Topic 6: TsingNUS: A Location-based System Towards Live City

Today’s smartphones (e.g., iPhone, HTC) are equipped with GPS receivers that can capture a user’s location. This has led to the development of location-based services that provide users with location-aware experiences. For example, AT&T Location Information Services (http://www.wireless.att.com/lbs/) can be used to counter credit card fraud by verifying if a cardholder is at the same location of a point-of-sale transaction. As another example, members of FourSquare (https://foursquare.com) can find out if their friends have checked in to certain locations. In this project, we develop a location-based system, TsingNUS, that exploits users’ locations to improve the quality of their lives in a city. TsingNUS goes beyond traditional location-aware applications that are based solely on user locations. Instead, TsingNUS facilitates continuous and spatial-keyword search for a variety of query types including range, k nearest neighbors (kNN), reverse kNN, top-k, and preference queries. As an example, TsingNUS allows a user to continuously search for the nearest “gas stations” while driving. In fact, TsingNUS also facilitates location-specific advertisements, e.g., a coffee shop such as starbucks can utilize user profiles in Facebook to disseminate product information to potential customers who are interested in its products (i.e., those users with profile containing keywords starbucks, mocha, coffee) and are spatially close to its service areas. 

Figure 6.1: Architecture of TsingNUS

Location-based Data Integration

We first crawl and integrate location-based user-generated content (UGC) from the Web, including Foursquare, Twitter, etc. We then integrate the UGC data and existing POIs. If UGC data can match existing POIs, we extract the structured data and link them with the POIs. In this case, we can enrich existing POIs with detailed structured information. If UGC data cannot match existing POIs, we take them as new POIs. The main challenge is location-aware data integration, which links location-based data from two different sources. Thus given two sets of location-based objects (with textual descriptions and locations), the location-aware data integration identifies all the similar pairs that refer to the same entity. The similarity between two objects is quantified by combing the textual similarity and the distance of two objects. We have developed a filter-and-refine framework and devise several efficient algorithms to handle this. The data integration component provides users with abundant information and better search experiences. We have more than 17 million POIs in China and 16 million POIs in USA. With these data, users do not need to search again and again in search engines to acquire details. Instead, in our system users obtain not only a map showing the POIs results, but also the detailed information when they click on the results.

User-friendly Search Interface

We provide three unique location aware search interfaces, including location-aware instant search, location-aware similarity search, and direction-aware search, to help users easily find relevant answers.

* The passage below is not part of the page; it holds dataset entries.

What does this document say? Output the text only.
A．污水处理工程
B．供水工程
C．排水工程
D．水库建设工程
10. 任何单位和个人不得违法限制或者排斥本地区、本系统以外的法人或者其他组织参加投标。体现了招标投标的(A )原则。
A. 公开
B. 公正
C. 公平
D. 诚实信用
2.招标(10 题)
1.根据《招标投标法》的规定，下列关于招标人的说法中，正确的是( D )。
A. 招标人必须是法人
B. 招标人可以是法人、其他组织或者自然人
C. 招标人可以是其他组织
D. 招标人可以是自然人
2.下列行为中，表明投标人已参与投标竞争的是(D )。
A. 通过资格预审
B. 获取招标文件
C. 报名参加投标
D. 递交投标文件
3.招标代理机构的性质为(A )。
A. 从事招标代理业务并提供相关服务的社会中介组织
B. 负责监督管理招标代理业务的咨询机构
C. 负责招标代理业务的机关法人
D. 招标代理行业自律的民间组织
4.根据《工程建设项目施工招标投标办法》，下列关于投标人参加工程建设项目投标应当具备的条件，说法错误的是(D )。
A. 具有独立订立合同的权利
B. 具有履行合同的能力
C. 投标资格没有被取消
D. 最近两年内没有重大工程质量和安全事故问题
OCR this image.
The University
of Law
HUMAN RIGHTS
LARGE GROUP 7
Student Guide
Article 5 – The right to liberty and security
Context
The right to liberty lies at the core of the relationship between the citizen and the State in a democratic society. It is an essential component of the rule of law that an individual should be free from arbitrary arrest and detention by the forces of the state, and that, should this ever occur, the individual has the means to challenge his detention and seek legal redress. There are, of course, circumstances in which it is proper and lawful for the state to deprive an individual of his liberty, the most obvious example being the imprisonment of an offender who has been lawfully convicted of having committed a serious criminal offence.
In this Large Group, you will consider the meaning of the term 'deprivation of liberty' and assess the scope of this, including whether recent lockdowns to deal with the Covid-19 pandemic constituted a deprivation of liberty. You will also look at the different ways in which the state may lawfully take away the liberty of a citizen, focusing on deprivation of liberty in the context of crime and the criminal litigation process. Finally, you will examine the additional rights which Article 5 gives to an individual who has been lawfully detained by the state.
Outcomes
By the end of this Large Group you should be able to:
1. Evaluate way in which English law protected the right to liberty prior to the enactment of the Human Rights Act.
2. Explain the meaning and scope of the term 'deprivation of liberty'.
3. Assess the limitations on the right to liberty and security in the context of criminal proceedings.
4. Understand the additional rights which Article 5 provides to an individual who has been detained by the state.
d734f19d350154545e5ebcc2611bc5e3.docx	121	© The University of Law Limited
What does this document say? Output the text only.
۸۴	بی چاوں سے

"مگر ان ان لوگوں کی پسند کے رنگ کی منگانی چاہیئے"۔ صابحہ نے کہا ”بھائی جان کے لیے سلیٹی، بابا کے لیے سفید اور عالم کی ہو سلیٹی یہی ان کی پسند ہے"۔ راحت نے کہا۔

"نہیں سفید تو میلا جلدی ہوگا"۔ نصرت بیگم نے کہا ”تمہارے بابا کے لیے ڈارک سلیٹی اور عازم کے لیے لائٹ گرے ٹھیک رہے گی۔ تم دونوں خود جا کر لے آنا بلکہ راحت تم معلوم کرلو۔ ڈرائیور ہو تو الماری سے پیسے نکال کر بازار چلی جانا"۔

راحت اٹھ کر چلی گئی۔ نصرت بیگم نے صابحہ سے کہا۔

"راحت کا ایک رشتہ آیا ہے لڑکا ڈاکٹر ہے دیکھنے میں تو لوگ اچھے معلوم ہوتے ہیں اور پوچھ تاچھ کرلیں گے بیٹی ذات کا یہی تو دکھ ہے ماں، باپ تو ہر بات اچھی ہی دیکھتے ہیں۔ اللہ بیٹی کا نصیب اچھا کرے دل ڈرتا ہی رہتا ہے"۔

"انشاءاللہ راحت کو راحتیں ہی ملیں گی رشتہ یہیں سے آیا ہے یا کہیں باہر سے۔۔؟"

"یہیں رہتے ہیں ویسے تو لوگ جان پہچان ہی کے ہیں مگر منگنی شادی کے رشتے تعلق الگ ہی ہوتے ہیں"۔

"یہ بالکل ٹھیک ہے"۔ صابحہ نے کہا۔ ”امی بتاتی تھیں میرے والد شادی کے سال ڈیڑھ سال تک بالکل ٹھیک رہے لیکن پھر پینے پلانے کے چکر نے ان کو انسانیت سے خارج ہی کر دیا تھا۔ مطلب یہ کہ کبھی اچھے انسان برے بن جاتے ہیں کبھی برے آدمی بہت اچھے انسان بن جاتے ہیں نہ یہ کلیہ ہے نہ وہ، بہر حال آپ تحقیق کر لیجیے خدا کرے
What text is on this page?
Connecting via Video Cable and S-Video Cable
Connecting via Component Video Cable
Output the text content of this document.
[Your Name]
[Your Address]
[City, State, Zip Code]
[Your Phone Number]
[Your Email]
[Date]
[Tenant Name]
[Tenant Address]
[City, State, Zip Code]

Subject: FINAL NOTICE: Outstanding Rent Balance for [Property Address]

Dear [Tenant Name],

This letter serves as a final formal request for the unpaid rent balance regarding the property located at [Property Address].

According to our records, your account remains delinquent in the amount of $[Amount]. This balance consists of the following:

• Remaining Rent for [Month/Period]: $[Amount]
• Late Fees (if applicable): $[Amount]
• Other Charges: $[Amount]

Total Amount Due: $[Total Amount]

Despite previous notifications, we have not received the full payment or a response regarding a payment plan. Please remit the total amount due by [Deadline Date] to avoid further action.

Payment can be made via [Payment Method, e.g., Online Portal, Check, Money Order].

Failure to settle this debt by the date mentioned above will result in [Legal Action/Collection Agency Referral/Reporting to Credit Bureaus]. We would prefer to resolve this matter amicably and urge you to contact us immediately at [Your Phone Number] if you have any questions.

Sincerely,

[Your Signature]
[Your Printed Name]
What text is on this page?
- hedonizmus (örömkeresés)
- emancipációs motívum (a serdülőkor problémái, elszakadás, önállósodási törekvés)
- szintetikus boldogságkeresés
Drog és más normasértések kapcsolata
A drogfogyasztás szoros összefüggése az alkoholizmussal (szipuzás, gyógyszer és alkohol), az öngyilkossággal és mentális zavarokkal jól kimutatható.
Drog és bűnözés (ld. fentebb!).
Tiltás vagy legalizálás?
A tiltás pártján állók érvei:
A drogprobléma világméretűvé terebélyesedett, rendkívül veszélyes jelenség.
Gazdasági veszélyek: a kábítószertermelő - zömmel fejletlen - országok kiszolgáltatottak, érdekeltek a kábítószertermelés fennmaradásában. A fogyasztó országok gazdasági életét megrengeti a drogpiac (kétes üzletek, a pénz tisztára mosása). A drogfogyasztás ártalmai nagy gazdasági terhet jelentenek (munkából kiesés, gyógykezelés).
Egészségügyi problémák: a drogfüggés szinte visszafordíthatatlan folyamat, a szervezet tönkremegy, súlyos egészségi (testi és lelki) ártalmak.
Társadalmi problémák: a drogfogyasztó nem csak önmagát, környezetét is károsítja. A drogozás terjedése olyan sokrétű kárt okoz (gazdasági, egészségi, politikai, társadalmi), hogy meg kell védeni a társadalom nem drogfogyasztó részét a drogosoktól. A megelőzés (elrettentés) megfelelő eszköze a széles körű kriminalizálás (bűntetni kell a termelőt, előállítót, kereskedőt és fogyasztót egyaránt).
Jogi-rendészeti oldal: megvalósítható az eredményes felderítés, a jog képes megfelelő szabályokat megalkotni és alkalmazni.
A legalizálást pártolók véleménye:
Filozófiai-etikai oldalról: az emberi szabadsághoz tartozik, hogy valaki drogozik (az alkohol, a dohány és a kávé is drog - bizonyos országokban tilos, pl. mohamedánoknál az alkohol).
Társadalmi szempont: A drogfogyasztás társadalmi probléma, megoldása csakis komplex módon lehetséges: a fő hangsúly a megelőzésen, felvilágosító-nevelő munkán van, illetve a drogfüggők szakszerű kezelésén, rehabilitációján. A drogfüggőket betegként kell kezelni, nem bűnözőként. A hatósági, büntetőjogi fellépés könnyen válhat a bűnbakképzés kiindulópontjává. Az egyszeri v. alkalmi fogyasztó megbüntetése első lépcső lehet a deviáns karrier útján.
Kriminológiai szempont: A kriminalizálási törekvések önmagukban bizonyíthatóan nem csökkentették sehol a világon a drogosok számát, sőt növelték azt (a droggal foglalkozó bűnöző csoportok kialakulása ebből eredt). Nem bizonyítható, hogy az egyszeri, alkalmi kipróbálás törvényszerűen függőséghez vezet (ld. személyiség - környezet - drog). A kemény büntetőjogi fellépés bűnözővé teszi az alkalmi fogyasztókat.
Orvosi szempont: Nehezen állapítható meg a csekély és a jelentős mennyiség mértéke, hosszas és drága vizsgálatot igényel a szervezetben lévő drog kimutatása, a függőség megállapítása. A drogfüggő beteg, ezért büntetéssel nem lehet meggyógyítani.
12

Figure 6.2: Interface of TsingNUS

As a start, we have investigated spatial-keyword search that are direction-aware to prioritize answers that are “ahead” of the users as he moves. Moreover, our search-as-you-type feature enables answers to be continuously refined as each additional letter is typed. For effective spatial-keyword search, we have also developed novel spatial-textual similarity metrics. To support these features efficiently, we have developed several novel data structures (a.k.a. indexing methods) that seamlessly integrate textual description and spatial information to index spatial data. Our experimental studies have shown that the system is efficient. For example, searching 20NN from a 5 million POIs dataset is completed within 5ms.

Location-aware Search Engine

To efficiently support the three search paradigms, we devise effective indexing structures and search algorithms. As an example, to support moving queries, in addition to finding top-k answers of a moving query, we also calculate a safe region such that if a new query with a location falling in the safe region, we can directly use the answer set to answer the query. Before the client issues a new query at another location, the system will first check whether the new location is still in the safe region. If yes, it can reuse the answer set; otherwise, the client needs to issue a query with the new location to the server.